Segundo Caine, as forças americanas já atingiram mais de 11 mil alvos no Irã nas últimas semanas, concentrando esforços na destruição das cadeias logísticas que sustentam os programas militares do regime islâmico.
De acordo com o general, a prioridade neste momento tem sido “interceptar e destruir” os fluxos de suprimentos ligados aos sistemas de mísseis, drones e à capacidade naval do Irã, reduzindo a capacidade do país persa de repor equipamentos após os ataques.
Por ser mais vulnerável a sistemas antiaéreos do que aeronaves furtivas, o uso do B-52 em missões rotineiras indica que as defesas aéreas do Irã foram amplamente degradadas durante o atual conflito.
Como é o B-52
Com alcance superior a 14 mil quilômetros e capacidade para transportar até cerca de 30 toneladas de armamentos, o B-52 Stratofortress pode executar tanto missões convencionais quanto nucleares.

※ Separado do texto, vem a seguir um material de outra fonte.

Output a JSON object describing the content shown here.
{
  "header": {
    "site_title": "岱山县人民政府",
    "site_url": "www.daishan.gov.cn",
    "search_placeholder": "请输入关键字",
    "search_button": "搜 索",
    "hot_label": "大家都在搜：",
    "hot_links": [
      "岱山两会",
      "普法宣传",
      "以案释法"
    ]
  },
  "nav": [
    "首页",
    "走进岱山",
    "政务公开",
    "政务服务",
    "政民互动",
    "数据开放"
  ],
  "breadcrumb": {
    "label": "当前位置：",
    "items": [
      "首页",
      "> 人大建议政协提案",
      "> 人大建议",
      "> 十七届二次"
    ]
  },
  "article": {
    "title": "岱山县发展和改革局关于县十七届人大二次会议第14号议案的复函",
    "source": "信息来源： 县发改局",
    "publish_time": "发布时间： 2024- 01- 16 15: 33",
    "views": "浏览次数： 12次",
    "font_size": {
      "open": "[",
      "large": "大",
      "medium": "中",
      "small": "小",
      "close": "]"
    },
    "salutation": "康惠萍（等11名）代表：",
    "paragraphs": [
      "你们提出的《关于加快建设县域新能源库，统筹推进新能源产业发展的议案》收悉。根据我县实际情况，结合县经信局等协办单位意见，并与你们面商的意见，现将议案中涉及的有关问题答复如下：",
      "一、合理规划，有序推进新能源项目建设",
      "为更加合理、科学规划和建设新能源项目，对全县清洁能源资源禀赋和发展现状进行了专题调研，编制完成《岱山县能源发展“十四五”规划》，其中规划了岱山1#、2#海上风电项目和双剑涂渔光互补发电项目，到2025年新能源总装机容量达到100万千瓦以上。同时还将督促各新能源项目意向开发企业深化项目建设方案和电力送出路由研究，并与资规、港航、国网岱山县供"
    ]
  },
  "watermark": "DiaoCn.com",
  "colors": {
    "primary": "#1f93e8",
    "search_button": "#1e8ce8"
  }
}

Segundo a Força Aérea americana, o bombardeiro é capaz de empregar desde bombas de queda livre até mísseis de cruzeiro e armamentos guiados de precisão, o que permite atingir diferentes tipos de alvos, de infraestrutura militar a plataformas móveis.
Os Estados Unidos já haviam utilizado o B-52 Stratofortress nas fases iniciais da ofensiva contra o Irã, durante a primeira onda de ataques voltados à destruição de sistemas de defesa aérea e infraestrutura militar do regime islâmico. A diferença agora é que os americanos passaram a empregar a aeronave em missões rotineiras sobre o território iraniano, algo que no início era evitado devido à presença de sistemas antiaéreos ainda ativos.